Tester's "Snowden bill' approved by Senate committee

Homeland Security panel backs Senator's work to increase oversight of security clearance process

(U.S. SENATE) – Thanks to Senator Jon Tester, the odds of a government contractor conducting a security clearance review with no oversight or accountability are dropping fast.

The Senate Homeland Security Committee today approved a key provision of Tester’s Security Clearance Oversight and Reform Enhancement (SCORE) Act.  The bill increases oversight over how the government conducts security clearance background checks and holds government employees and contractors more accountable for falsifying investigations.

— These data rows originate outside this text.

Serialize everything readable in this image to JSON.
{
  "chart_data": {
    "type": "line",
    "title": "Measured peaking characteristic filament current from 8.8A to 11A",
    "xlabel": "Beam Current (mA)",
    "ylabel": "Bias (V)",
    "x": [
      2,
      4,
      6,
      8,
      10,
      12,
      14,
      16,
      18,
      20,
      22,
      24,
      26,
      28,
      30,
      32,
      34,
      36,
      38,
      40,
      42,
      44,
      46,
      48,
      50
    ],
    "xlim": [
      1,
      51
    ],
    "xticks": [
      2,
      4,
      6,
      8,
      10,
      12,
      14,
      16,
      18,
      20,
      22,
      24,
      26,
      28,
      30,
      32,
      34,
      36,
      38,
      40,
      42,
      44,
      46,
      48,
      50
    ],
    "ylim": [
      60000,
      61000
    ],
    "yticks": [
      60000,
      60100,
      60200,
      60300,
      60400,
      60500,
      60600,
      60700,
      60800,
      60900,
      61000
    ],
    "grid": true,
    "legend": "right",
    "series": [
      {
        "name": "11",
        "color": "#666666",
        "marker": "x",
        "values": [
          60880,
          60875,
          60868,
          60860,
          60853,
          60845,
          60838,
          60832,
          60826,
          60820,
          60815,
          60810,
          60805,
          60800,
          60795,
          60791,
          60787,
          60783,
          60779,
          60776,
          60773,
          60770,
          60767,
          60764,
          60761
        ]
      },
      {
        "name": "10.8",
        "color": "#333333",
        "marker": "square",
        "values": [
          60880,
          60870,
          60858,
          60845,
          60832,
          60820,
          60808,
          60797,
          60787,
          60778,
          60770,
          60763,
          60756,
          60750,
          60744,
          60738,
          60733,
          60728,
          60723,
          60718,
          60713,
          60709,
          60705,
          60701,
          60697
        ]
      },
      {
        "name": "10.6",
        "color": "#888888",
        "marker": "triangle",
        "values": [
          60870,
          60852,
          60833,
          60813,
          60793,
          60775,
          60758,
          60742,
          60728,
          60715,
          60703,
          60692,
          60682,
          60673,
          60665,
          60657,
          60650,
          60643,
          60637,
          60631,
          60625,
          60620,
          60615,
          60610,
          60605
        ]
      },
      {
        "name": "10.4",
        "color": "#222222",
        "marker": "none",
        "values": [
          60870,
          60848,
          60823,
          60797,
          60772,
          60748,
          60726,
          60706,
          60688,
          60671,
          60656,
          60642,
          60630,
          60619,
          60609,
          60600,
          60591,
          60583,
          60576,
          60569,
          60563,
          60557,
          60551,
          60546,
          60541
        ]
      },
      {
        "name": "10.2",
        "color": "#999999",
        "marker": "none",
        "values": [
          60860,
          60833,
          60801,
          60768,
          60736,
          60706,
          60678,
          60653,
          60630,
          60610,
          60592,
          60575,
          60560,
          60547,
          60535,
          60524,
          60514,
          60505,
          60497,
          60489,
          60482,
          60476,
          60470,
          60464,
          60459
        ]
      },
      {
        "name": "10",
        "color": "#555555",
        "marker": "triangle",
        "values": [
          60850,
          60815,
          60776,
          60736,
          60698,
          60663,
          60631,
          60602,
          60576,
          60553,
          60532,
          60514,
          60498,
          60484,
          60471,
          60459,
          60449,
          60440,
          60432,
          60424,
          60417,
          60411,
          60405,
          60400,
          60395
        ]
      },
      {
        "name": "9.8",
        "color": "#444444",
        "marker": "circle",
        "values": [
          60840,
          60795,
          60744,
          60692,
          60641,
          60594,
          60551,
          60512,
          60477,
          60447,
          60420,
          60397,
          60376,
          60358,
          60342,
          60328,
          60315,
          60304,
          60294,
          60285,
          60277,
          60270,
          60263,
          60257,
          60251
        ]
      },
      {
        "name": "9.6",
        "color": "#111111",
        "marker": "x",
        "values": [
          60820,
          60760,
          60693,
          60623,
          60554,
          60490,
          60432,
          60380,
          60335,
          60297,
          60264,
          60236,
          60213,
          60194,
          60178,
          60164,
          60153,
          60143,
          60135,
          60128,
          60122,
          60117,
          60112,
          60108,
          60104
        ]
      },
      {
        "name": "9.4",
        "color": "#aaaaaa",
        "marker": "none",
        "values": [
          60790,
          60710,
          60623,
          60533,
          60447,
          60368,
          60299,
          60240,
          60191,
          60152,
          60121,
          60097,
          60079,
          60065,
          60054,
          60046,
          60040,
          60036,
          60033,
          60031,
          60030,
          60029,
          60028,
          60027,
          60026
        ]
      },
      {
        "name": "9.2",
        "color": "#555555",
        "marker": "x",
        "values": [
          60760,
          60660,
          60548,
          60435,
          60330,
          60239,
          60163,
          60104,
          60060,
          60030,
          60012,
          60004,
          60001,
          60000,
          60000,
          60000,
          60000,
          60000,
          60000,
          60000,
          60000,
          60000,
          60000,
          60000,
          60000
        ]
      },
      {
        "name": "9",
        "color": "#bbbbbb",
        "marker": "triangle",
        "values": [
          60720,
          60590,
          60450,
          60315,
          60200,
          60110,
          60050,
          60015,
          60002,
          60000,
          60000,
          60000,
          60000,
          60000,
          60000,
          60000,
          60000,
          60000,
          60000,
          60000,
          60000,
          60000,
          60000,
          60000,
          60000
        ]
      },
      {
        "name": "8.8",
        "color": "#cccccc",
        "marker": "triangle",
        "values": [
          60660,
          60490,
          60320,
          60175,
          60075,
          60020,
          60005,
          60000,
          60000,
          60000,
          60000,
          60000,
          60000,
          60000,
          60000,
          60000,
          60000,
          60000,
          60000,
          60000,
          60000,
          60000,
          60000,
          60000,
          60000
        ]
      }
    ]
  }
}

The panel approved Tester’s provision to empower the Office of Personnel Management (OPM) to use resources from its $2 billion Revolving Fund to more thoroughly investigate individuals who have compromised the integrity of security clearance background checks and to better protect taxpayer dollars.  Tester’s recent subcommittee hearing revealed that current law blocks OPM from using the funds to investigate the background check process.

As a result, there has never been a full audit or proper oversight over how OPM conducts background investigations of individuals inside and outside the government who seek access to the nation’s most sensitive data. 

“In the wake of the Snowden leaks, the need for reform is clear,” said Tester, who noted that five million Americans hold security clearances.  “This provision would bring much need oversight and transparency to the Revolving Fund.  It’s bipartisan, it’s cost-neutral, and whether you’re looking at this from a national security or a fiscal perspective, it makes a lot of sense.”

Tester, as chairman of the Homeland Security and Governmental Affairs Subcommittee that oversees the federal workforce, is taking the lead to reform the security clearance process. 

After Snowden, a former government contractor, publicly revealed classified information in June, Tester teamed up with Senators Claire McCaskill (D-Mo.), Rob Portman (R-Ohio), Ron Johnson (R-Wis.) and Tom Coburn (R-Okla.) to introduce the SCORE Act earlier this month.  Its provisions stem from Tester’s June hearing that revealed that a lack of oversight and information sharing is wasting taxpayer dollars and jeopardizing the security of classified information.

Tester today said that he will continue working with all parties, including the Administration, to move forward with the SCORE Act’s other provisions, which empower OPM to terminate or debar investigators and others found to have falsified background investigations and force the government to update its policy determining which positions require a security clearance.

Tester expects the full Senate to vote on the SCORE Act soon.